Exploratory Data Analysis .

Posted by Nick Oseland on May 16, 2019

There is so much more data in our world today. Pretty much every business collects data today in some form or another. Collecting data is not a new practice by any means. However, new data analysis and visualization programs allow for reaching even better understanding. Modern data analytics allow businesses to better understand their efficiency and performance, and will ultimately help the business make more informed decisions. One example could be analyzing consumer attributes in order to create targeted ads. Data analysis can be applied to nearly every aspect of business, as long as one understands the tools available. Exploratory Data Analysis – EDA – is crucial in understanding the what, why, and how of any problem. Here is the proper definition: exploratory data analysis is an approach to analyzing data sets by summarizing their main characteristics with visualizations. The EDA process is a crucial step prior to building a model in order to unravel various insights that later become important in developing a robust algorithmic model. Before you can really start exploring your data, you have to scrub/clean it first. These different processes actually go hand in hand, and you will likely jump back and forth between the two as you work through your data set. For My Mod1 project, the first thing I did was import my libraries that would help me import, open and work with the data.

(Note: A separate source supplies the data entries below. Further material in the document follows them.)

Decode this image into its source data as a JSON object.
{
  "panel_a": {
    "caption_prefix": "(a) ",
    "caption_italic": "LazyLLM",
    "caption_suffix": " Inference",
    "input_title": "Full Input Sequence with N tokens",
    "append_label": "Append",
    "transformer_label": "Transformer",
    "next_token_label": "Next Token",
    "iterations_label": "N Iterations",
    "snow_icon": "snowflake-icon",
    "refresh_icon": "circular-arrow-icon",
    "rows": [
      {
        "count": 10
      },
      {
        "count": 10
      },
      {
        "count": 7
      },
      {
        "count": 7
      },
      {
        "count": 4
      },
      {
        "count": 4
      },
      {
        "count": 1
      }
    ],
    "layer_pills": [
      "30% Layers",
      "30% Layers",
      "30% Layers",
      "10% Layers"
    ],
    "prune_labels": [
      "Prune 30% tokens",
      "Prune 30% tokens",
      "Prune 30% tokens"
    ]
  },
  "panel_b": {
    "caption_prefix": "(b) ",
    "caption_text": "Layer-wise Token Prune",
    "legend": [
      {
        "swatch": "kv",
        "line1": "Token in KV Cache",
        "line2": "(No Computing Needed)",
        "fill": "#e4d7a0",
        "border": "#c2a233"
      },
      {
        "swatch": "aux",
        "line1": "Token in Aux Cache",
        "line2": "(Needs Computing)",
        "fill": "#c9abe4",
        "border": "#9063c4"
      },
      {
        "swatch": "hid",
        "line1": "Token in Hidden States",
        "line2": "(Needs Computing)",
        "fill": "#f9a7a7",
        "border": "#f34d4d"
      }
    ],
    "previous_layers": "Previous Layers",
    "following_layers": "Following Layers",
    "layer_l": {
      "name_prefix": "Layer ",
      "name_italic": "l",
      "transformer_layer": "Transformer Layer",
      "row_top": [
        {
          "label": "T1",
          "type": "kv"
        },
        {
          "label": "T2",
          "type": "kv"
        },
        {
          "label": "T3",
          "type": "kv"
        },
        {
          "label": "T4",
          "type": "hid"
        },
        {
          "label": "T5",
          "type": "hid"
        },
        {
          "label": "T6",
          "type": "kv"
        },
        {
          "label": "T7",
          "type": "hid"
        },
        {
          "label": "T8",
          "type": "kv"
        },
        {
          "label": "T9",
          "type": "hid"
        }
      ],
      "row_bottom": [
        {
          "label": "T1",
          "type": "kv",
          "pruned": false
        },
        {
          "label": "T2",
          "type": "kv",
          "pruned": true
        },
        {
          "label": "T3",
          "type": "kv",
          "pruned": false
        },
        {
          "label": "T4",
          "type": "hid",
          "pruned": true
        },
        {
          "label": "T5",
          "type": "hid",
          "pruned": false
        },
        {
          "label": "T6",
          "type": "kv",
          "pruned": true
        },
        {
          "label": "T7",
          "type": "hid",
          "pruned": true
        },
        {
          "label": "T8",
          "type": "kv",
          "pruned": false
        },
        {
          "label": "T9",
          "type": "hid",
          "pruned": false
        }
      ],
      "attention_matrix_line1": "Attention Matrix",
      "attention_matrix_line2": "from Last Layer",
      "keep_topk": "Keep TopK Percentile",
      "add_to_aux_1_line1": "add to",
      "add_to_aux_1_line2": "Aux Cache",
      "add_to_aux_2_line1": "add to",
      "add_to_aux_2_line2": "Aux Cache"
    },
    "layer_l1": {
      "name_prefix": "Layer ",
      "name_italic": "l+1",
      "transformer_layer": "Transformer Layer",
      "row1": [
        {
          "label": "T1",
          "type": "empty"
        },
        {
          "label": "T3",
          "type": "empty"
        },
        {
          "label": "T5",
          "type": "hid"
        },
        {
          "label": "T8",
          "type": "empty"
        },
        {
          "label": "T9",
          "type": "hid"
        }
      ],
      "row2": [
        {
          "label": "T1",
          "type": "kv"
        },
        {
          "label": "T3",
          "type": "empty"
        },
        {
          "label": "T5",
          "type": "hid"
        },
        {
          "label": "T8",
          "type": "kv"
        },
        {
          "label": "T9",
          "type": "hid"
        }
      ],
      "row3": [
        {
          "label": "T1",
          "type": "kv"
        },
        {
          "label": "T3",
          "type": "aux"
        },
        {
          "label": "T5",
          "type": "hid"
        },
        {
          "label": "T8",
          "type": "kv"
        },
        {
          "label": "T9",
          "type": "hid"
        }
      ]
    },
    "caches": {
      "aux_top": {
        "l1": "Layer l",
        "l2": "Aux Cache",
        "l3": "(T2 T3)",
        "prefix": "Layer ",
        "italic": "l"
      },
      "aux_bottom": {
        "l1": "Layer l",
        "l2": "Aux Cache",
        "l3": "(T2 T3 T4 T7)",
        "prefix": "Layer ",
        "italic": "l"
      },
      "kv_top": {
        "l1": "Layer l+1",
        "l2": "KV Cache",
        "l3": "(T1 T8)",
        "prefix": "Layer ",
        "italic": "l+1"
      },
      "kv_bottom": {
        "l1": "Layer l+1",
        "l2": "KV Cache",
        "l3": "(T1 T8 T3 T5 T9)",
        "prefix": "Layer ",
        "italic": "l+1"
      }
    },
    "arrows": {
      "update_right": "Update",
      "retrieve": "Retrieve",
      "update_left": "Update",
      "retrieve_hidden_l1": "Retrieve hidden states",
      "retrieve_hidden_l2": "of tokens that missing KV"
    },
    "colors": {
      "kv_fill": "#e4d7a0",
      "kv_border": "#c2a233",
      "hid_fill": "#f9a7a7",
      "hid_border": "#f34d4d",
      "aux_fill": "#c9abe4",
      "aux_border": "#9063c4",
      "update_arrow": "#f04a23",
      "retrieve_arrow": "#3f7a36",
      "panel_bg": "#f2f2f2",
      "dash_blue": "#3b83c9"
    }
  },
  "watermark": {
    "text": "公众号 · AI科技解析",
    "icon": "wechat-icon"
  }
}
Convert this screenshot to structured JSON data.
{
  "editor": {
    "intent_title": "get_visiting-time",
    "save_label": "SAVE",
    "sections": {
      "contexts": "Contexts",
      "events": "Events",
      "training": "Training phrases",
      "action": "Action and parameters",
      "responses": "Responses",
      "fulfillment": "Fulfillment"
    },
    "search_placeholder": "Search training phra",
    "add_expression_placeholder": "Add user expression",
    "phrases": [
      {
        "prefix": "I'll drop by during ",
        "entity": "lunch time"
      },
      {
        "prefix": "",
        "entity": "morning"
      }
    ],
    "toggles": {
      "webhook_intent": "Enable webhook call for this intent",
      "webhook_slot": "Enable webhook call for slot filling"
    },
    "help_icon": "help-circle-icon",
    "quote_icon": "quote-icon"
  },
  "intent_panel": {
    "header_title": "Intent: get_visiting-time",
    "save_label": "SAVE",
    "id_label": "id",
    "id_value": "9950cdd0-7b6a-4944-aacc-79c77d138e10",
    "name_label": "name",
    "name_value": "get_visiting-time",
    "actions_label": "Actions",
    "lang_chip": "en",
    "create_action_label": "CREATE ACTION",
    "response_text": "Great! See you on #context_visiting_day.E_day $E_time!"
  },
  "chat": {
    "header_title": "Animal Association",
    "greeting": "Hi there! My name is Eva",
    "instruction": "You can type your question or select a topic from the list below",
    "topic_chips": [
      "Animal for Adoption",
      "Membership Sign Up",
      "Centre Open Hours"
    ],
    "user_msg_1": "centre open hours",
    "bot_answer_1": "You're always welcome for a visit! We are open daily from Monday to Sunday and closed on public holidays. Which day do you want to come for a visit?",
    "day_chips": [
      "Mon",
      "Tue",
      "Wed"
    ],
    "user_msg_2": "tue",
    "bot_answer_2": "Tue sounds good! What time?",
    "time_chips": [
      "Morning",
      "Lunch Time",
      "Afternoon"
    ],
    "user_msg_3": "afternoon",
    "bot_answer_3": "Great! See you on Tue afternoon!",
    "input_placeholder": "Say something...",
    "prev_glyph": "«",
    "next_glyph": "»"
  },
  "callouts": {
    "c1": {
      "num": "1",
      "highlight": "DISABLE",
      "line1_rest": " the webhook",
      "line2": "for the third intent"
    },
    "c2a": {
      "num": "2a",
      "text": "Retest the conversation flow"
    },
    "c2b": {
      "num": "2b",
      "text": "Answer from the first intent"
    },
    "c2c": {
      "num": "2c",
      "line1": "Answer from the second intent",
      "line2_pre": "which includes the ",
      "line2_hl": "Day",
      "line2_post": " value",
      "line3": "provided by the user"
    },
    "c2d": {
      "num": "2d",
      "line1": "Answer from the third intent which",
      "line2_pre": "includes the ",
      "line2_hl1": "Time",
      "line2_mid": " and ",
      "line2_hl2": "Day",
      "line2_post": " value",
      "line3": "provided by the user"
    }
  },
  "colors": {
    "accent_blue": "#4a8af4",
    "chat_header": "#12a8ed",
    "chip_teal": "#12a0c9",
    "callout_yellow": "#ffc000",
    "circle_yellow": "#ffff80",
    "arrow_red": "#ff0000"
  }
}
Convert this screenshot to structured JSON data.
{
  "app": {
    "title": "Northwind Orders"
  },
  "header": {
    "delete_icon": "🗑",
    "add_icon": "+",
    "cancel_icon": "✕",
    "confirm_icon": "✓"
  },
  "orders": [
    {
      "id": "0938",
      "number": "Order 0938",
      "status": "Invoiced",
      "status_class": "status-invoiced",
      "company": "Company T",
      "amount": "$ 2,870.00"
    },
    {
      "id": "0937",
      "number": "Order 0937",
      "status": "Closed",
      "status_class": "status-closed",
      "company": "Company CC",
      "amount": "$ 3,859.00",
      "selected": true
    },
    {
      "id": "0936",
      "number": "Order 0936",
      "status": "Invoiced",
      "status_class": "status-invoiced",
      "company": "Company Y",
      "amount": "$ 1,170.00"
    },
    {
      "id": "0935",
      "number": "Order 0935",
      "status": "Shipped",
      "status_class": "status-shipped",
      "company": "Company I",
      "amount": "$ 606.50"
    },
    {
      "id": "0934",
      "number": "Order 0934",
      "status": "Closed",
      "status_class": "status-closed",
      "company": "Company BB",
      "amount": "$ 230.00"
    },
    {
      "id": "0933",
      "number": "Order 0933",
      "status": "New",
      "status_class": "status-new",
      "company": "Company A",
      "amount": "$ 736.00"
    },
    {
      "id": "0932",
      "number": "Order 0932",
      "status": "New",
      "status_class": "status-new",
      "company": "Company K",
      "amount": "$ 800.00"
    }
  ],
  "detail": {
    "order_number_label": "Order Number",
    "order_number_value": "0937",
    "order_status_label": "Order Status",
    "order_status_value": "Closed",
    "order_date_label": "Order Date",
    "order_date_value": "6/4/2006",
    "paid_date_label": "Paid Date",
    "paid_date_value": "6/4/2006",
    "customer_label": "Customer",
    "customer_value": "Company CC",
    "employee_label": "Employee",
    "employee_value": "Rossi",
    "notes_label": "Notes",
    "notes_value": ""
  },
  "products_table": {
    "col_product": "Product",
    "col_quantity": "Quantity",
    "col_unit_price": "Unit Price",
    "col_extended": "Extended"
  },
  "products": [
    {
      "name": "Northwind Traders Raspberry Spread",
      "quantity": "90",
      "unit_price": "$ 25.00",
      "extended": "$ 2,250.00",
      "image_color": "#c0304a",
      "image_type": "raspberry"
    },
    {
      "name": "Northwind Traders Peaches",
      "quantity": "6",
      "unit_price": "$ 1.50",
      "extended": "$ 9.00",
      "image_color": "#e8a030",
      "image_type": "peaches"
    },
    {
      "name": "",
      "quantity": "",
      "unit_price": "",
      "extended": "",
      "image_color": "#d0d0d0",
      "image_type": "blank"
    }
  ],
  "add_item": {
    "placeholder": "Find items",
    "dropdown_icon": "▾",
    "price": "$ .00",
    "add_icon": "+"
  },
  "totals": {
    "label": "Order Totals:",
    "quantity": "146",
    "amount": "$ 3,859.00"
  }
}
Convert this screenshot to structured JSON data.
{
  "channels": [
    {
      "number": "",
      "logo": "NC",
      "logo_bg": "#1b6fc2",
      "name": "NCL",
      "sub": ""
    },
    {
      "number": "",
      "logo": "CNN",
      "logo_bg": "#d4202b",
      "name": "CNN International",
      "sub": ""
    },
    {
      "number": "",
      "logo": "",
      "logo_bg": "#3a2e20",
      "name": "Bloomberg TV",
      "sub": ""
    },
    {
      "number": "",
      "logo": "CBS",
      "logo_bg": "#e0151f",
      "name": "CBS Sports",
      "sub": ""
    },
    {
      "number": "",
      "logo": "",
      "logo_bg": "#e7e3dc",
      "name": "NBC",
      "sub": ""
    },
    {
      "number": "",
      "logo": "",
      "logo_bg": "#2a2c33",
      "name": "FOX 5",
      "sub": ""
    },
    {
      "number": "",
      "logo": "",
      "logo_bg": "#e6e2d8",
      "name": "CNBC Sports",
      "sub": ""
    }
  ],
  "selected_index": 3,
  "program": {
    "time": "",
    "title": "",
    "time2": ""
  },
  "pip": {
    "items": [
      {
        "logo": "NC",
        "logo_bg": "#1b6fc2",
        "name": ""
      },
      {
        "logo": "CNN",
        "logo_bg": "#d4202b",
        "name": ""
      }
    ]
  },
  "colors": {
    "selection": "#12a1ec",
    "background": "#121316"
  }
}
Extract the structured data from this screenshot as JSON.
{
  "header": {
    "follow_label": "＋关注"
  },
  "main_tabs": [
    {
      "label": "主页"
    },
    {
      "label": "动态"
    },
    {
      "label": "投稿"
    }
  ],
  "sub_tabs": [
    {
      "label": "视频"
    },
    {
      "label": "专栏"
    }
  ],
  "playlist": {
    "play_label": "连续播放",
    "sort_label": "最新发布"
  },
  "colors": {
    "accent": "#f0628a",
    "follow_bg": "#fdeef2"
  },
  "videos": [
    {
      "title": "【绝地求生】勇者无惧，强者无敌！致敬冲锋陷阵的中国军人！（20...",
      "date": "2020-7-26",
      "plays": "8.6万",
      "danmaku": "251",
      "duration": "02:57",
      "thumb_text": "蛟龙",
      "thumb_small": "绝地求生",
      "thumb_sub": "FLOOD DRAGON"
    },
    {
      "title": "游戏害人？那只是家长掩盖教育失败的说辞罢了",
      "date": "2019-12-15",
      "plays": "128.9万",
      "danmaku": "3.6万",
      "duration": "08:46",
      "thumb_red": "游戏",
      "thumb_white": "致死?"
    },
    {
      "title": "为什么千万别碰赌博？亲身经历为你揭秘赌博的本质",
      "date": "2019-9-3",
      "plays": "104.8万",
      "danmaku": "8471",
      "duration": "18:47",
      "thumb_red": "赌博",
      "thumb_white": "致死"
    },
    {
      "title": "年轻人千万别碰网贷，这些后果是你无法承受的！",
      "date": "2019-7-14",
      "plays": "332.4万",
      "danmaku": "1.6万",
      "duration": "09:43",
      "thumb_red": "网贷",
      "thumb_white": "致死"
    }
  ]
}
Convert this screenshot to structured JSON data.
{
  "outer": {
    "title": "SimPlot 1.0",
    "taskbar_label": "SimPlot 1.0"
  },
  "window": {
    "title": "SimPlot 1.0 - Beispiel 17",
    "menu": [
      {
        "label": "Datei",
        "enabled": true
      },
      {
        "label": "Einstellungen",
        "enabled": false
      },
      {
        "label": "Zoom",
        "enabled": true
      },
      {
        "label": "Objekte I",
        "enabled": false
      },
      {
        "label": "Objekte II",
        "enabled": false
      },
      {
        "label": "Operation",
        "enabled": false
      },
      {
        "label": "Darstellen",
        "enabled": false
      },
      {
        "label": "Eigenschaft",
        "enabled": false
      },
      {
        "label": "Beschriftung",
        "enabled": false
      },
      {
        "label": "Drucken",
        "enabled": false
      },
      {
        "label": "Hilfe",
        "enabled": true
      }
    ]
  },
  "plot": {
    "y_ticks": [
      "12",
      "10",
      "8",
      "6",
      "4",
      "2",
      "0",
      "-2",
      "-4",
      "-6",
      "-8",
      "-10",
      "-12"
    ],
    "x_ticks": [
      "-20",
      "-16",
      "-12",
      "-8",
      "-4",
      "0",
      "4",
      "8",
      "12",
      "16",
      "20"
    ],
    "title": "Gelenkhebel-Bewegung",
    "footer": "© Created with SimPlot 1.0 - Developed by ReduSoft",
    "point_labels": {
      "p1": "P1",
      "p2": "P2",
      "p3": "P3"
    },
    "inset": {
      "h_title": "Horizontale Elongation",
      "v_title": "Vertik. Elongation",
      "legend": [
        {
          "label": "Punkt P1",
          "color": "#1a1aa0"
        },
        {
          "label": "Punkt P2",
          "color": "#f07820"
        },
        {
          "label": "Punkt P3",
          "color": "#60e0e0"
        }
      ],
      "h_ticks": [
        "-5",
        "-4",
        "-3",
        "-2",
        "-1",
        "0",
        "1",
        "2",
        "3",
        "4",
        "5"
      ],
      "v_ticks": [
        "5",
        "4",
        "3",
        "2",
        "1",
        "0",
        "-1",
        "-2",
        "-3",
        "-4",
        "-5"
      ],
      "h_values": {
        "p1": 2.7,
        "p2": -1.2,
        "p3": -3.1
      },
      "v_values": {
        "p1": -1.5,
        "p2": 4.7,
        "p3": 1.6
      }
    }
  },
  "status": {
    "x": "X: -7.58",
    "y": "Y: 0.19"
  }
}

I actually imported a lot of libraries because I am building up to regressions, but the following should get you started:

-import pandas as pd -import numpy as np -import seaborn as sns -import matplotlib from matplotlib -import pyplot as plt

From there, I imported my data set: df = pd.read_csv(“kc_house_data.csv”) df.head()

df.head() spits out the first 5 rows from the data set, this is to make sure it imported correctly, and to get an initial look at the data we will be working with. Within the parenthesis you can specify how many lines you wish to see, but left blank, it will default to 5. Along with df.head(), there is df.tail() which (you probably guessed) spits out the last 5 rows unless specified differently. I also called df.shape() which spit out (21597, 21) , telling me the number of rows and columns. I also used df.sample which is nice because it randomly gives you a sample from the data set, You can run this cell over and over and essentially get a different “snap shot” of what’s inside your data set. Now I can start calling on some of the cooler methods, like df.describe(),

#.describe()basic statistical details like percentile, mean, std etc. of the data

and df.info()

From this point, I started going through and removing null values, converting data types, and generally doing more scrubbing/conditioning, but I want to bring back the focus to EDA.

EDA At this stage, I have worked through, and cleaned the data fairly well (and changed my mind about what attributes to focus on several times over). It is time to start asking our data some questions. Not only we are tasked with asking, and hopefully answering 3 questions, but they need to be relevent questions. The example that was given to us as a bad question was: “does sq ft(living space) affect price?” This is not a bad question because it cant be answered clearly (or super easily), but because it doesn’t really teach us anything either. We already know sq ft affects housing prices. This was particularly challenging for me, considering I only started “coding” less than a month ago. At this point I stopped and really started “pouring” though the data again, as well as searching the Web for similar research that had been done, and trying to choose the best questions to ask. Q1: Is there a correlation between sales and day of the week? Data Handling In [20]:

df[‘weekday’] = df[‘date’].dt.dayofweek

df.weekday.hist() plt.show()

Conclusion Tuesday seems to be the day of the week when most homes are bought. It appears to build up slightly from Monday, to Tuesday, then taper slowly down until the weekend where it drops off drastically (no surprise, banks are closed through the weekend). Recommendation If you work in real estate, you now know Tuesday is a day you cant afford to miss. If you are a potential homebuyer, maybe you will avoid trying to schedule a bunch of “walkthroughs” on Tuesday, as you are less likely to get a relator’s undivided attention.

Ultimately, there’s no limit to the number of experiments one can perform in the EDA process – it completely depends on what you’re analyzing, as well as the knowledge of packages such as Pandas and matplotlib. I went on to ask and answer two more questions in this data set. However, If I had more time I probably could have came up with better questions.